# Babyfische in Vase



## Felix00027 (25. Aug. 2011)

Hallo alle zusammen,

ich habe vor ein paar Wochen meiner Mutter eine __ Muschelblume aus meinem Teich in einer Vase geschenkt. Jetzt habe ich darin kleine Fischbabys entdeckt. Diese 5 kleinen Goldfischbabys möchte ich gerne erstmal in einen Aquarium aufziehen. Ich denke, dass die Babys ungefähr 1 Woche alt sind. 

Soll ich sie erstmal in der Vase lassen?. Sauerstoff und Nahrung sollten ja erstmal von der Muschelblume reichen oder?
Ab wann sollte ich sie in ein Aquarium umsiedeln.

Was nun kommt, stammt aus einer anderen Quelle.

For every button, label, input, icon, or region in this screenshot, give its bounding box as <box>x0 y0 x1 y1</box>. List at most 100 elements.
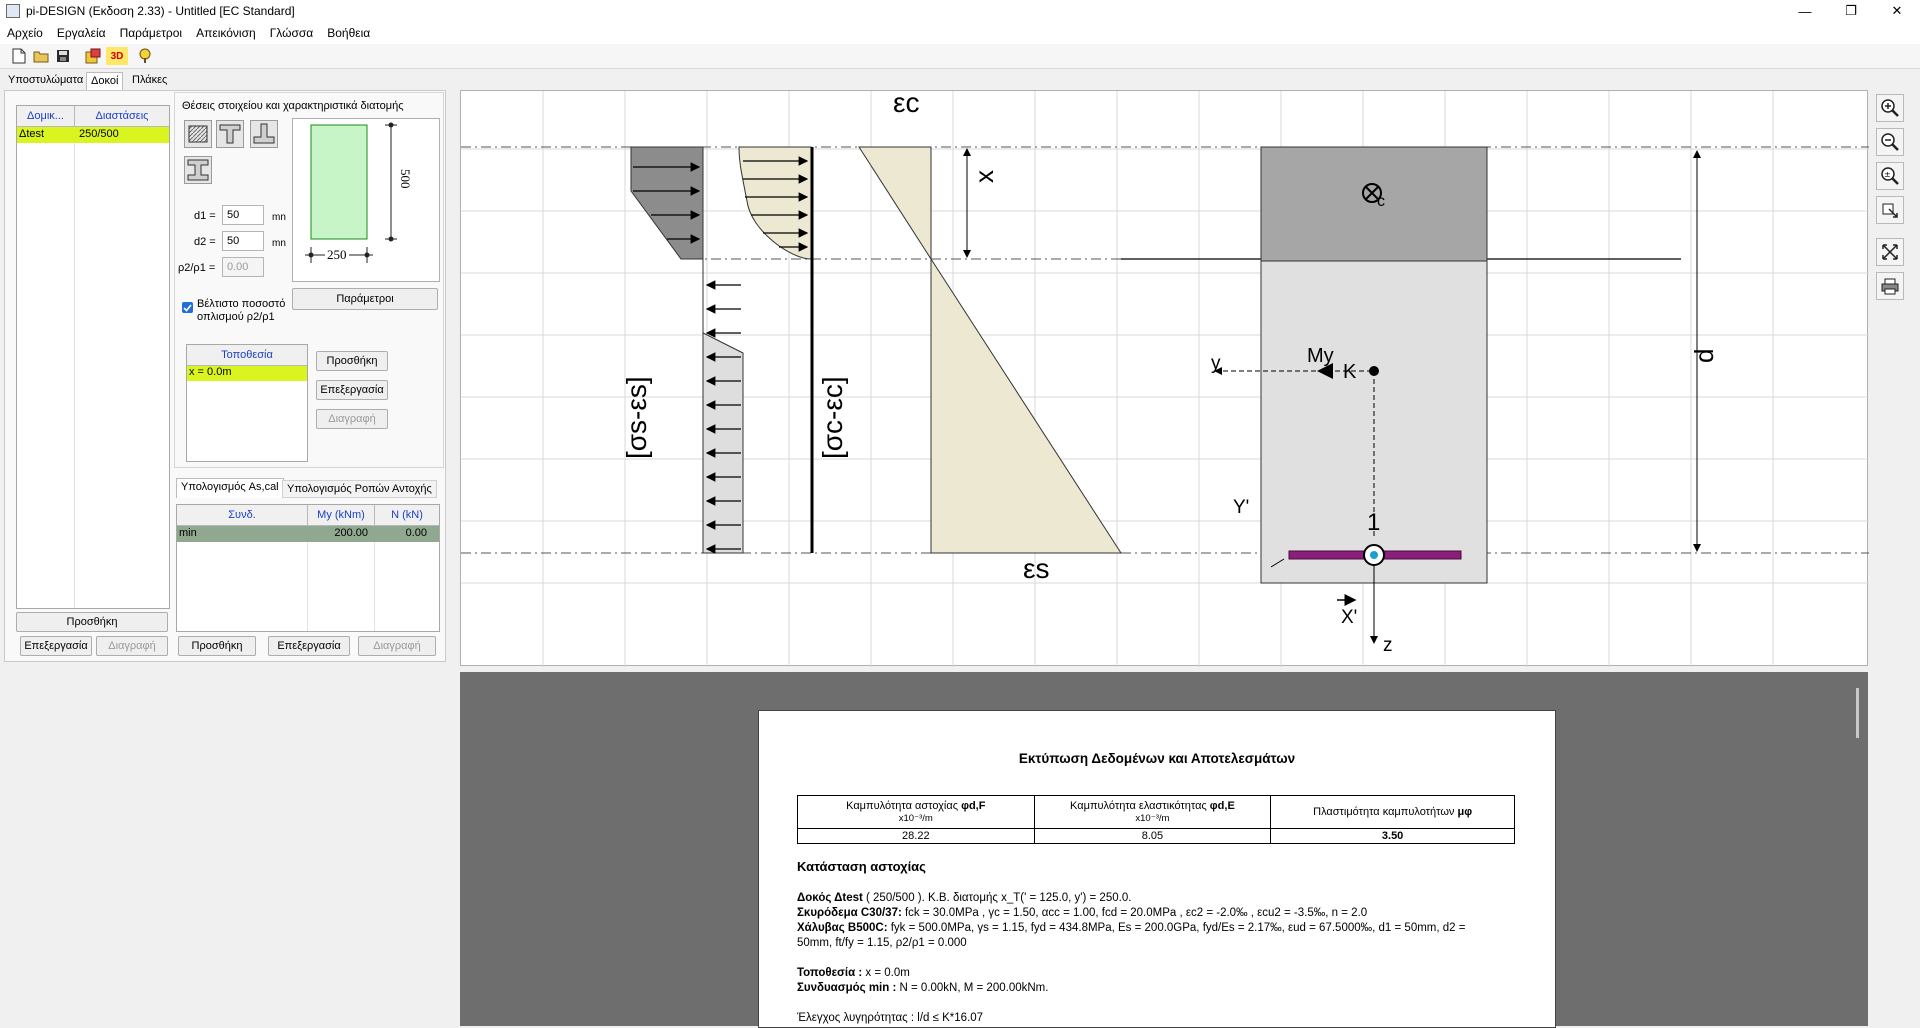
pan-icon[interactable] <box>1876 196 1904 224</box>
help-icon[interactable] <box>136 47 154 65</box>
parameters-button[interactable]: Παράμετροι <box>292 288 438 310</box>
tab-columns[interactable]: Υποστυλώματα <box>4 72 87 90</box>
menu-file[interactable]: Αρχείο <box>0 26 50 40</box>
combination-details: N = 0.00kN, M = 200.00kNm. <box>896 982 1049 994</box>
x-depth-label: x <box>969 170 999 183</box>
d2-input[interactable]: 50 <box>222 231 264 251</box>
failure-curvature-header: Καμπυλότητα αστοχίας <box>846 800 962 812</box>
beam-name-cell: Δtest <box>19 128 45 140</box>
elastic-curvature-header: Καμπυλότητα ελαστικότητας <box>1070 800 1210 812</box>
d1-label: d1 = <box>194 210 216 222</box>
delete-combination-button[interactable]: Διαγραφή <box>358 636 436 656</box>
inverted-t-section-icon[interactable] <box>250 120 278 148</box>
open-folder-icon[interactable] <box>32 47 50 65</box>
edit-beam-button[interactable]: Επεξεργασία <box>20 636 92 656</box>
export-icon[interactable] <box>84 47 102 65</box>
failure-curvature-unit: x10⁻³/m <box>898 813 933 824</box>
failure-curvature-symbol: φd,F <box>961 800 986 812</box>
list-item[interactable]: x = 0.0m <box>187 366 307 381</box>
minimize-button[interactable]: — <box>1782 0 1828 22</box>
report-spacer <box>797 951 1537 966</box>
ductility-value: 3.50 <box>1270 828 1515 844</box>
save-icon[interactable] <box>54 47 72 65</box>
tab-beams[interactable]: Δοκοί <box>86 72 124 90</box>
optimal-ratio-checkbox[interactable] <box>182 302 193 313</box>
grid-column-divider <box>374 542 375 631</box>
location-details: x = 0.0m <box>862 967 910 979</box>
tab-slabs[interactable]: Πλάκες <box>128 72 171 90</box>
add-beam-button[interactable]: Προσθήκη <box>16 612 168 632</box>
report-page: Εκτύπωση Δεδομένων και Αποτελεσμάτων Καμ… <box>758 710 1556 1028</box>
combo-header-my[interactable]: My (kNm) <box>308 505 375 526</box>
3d-view-icon[interactable]: 3D <box>106 47 128 65</box>
t-section-icon[interactable] <box>216 120 244 148</box>
print-icon[interactable] <box>1876 272 1904 300</box>
eps-s-label: εs <box>1023 553 1050 584</box>
combination-title: Συνδυασμός min : <box>797 982 897 994</box>
rebar-number-label: 1 <box>1367 509 1381 536</box>
steel-stress-label: [σs-εs] <box>621 376 652 459</box>
combo-header-name[interactable]: Συνδ. <box>177 505 308 526</box>
d1-input[interactable]: 50 <box>222 205 264 225</box>
menu-help[interactable]: Βοήθεια <box>320 26 377 40</box>
beam-title: Δοκός Δtest <box>797 892 863 904</box>
stress-strain-diagram <box>461 91 1869 667</box>
menu-parameters[interactable]: Παράμετροι <box>113 26 190 40</box>
elastic-curvature-value: 8.05 <box>1033 828 1272 844</box>
section-preview: 500 250 <box>292 118 440 282</box>
d1-unit: mn <box>272 212 286 223</box>
diagram-canvas[interactable]: εc εs x d [σs-εs] [σc-εc] y My K Y' X' z… <box>460 87 1869 667</box>
beams-grid-header-dims[interactable]: Διαστάσεις <box>75 106 169 127</box>
d2-label: d2 = <box>194 236 216 248</box>
edit-location-button[interactable]: Επεξεργασία <box>316 380 388 400</box>
zoom-reset-icon[interactable]: ± <box>1876 162 1904 190</box>
combo-header-n[interactable]: N (kN) <box>375 505 439 526</box>
combo-name-cell: min <box>179 527 197 539</box>
add-combination-button[interactable]: Προσθήκη <box>178 636 256 656</box>
menu-tools[interactable]: Εργαλεία <box>50 26 113 40</box>
x-prime-label: X' <box>1341 607 1358 628</box>
failure-state-heading: Κατάσταση αστοχίας <box>797 859 926 874</box>
edit-combination-button[interactable]: Επεξεργασία <box>268 636 350 656</box>
compression-centroid-label: c <box>1377 193 1385 210</box>
ductility-header: Πλαστιμότητα καμπυλοτήτων <box>1313 806 1458 818</box>
tab-calc-resistance[interactable]: Υπολογισμός Ροπών Αντοχής <box>282 480 437 498</box>
i-section-icon[interactable] <box>184 156 212 184</box>
new-file-icon[interactable] <box>10 47 28 65</box>
slenderness-check: Έλεγχος λυγηρότητας : l/d ≤ K*16.07 <box>797 1012 984 1024</box>
d2-unit: mn <box>272 238 286 249</box>
eps-c-label: εc <box>893 87 920 118</box>
delete-location-button[interactable]: Διαγραφή <box>316 409 388 429</box>
fit-to-window-icon[interactable] <box>1876 238 1904 266</box>
maximize-button[interactable]: ❐ <box>1828 0 1874 22</box>
combo-n-cell: 0.00 <box>405 527 427 539</box>
beam-details: ( 250/500 ). Κ.Β. διατομής x_T(' = 125.0… <box>862 892 1132 904</box>
report-scrollbar[interactable] <box>1856 688 1859 738</box>
zoom-out-icon[interactable] <box>1876 128 1904 156</box>
locations-header[interactable]: Τοποθεσία <box>187 345 307 366</box>
svg-text:±: ± <box>1884 170 1891 179</box>
tab-calc-as[interactable]: Υπολογισμός As,cal <box>176 478 284 498</box>
concrete-stress-label: [σc-εc] <box>817 376 848 459</box>
app-icon <box>6 4 20 18</box>
menu-view[interactable]: Απεικόνιση <box>189 26 263 40</box>
add-location-button[interactable]: Προσθήκη <box>316 351 388 371</box>
y-prime-label: Y' <box>1233 497 1250 518</box>
table-row[interactable]: Δtest 250/500 <box>17 127 169 143</box>
title-bar: pi-DESIGN (Εκδοση 2.33) - Untitled [EC S… <box>0 0 1920 22</box>
rect-section-icon[interactable] <box>184 120 212 148</box>
report-spacer <box>797 996 1537 1011</box>
zoom-in-icon[interactable] <box>1876 94 1904 122</box>
failure-curvature-value: 28.22 <box>797 828 1035 844</box>
beams-grid-header-name[interactable]: Δομικ... <box>17 106 75 127</box>
moment-label: My <box>1307 345 1334 367</box>
optimal-ratio-label: Βέλτιστο ποσοστό οπλισμού ρ2/ρ1 <box>197 298 286 323</box>
close-button[interactable]: ✕ <box>1874 0 1920 22</box>
rho-input[interactable]: 0.00 <box>222 257 264 277</box>
menu-language[interactable]: Γλώσσα <box>263 26 321 40</box>
delete-beam-button[interactable]: Διαγραφή <box>96 636 168 656</box>
beam-dims-cell: 250/500 <box>79 128 119 140</box>
ductility-table: Καμπυλότητα αστοχίας φd,F x10⁻³/m Καμπυλ… <box>797 795 1515 844</box>
centroid-label: K <box>1343 361 1357 383</box>
table-row[interactable]: min 200.00 0.00 <box>177 526 439 542</box>
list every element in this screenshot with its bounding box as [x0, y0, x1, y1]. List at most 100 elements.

In der Vase ist ca 1l Wasser drin


----------



## karsten. (25. Aug. 2011)

*AW: Babyfische in Vase*

Hallo

wenn  die Fische noch leben und Du Interesse dran hast ,dass es so bleibt solltest Du Dir 
wenigstens ein Aquarium mit Filter anschaffen oder die Fische zu jemanden mit Aquarium geben


für Variante A erstmal nur das original "Vasenwasser" ins leere Becken geben 
Fischaufzucht braucht keine Amano-Becken 
ein leeres Becken tut es auch 
mit temperiertem abgestandenem Leitungswasser oder Teichwasser vorsichtigst auffüllen 
Umsetzen in Frischwasser wäre schon tödlich. 


Variante B
in der Vase überstehen sie das WE nicht !

link


----------



## Lucy2412 (25. Aug. 2011)

*AW: Babyfische in Vase*

Warum setzt du sie nicht einfach wieder in deinen Teich zurück?

Liebe Grüße
Annette


----------



## Felix00027 (25. Aug. 2011)

*AW: Babyfische in Vase*

Danke für die Antworten,
denke ich versuchs jetzt gleich mit Variante A. 
Ich möchte die Fische sicher aufziehen, um sie dann im Teich wenn sie groß genug sind auszusetzen.


----------



## Joerg (25. Aug. 2011)

*AW: Babyfische in Vase*

Mach jeden Tag 30% temperiertes Wasser dazu, 1 Liter im AQ ist nicht viel.
Damit sie was zum futtern haben, kannst du erst mal noch Pflanzen aus dem Teich holen.


----------



## S.Reiner (26. Aug. 2011)

*AW: Babyfische in Vase*

Hallo Felix  will ja nicht Meckern aber deine Goldies sollten besser in den 16000 Liter Teich zurück da ist Lebensraum den ein Aquarium nicht hat :beten( Zum wohl der Fischlein ):beten


----------



## Felix00027 (29. Aug. 2011)

*AW: Babyfische in Vase*

Nach langen Überlegen, hab ich mich entschieden die Kleinen in den Teich zu setzen.
Ich hoffe ich werde bald welche wiedersehen, wenn sie größer sind.


----------



## lissbeth66 (29. Aug. 2011)

*AW: Babyfische in Vase*

Super Entscheidung. Setz sie in eine gut bepflanzte Ecke - dann kommen bestimmt welche durch


----------



## Frankia (29. Aug. 2011)

*AW: Babyfische in Vase*

.....völlig richtige Entscheidung.......

den dort finden sie ja auch Futter...............


----------



## derschwarzepeter (29. Aug. 2011)

*AW: Babyfische in Vase*



Felix00027 schrieb:


> Ich möchte die Fische sicher aufziehen, um sie dann im Teich wenn sie groß genug sind auszusetzen.


Für einen Aquarienneuling ist es um ein Vielfaches sicherer,
die Fische im Teich aufwachsen zu lasser;
in der Vase bzw. dem Aquarium werden die kaum überleben.


----------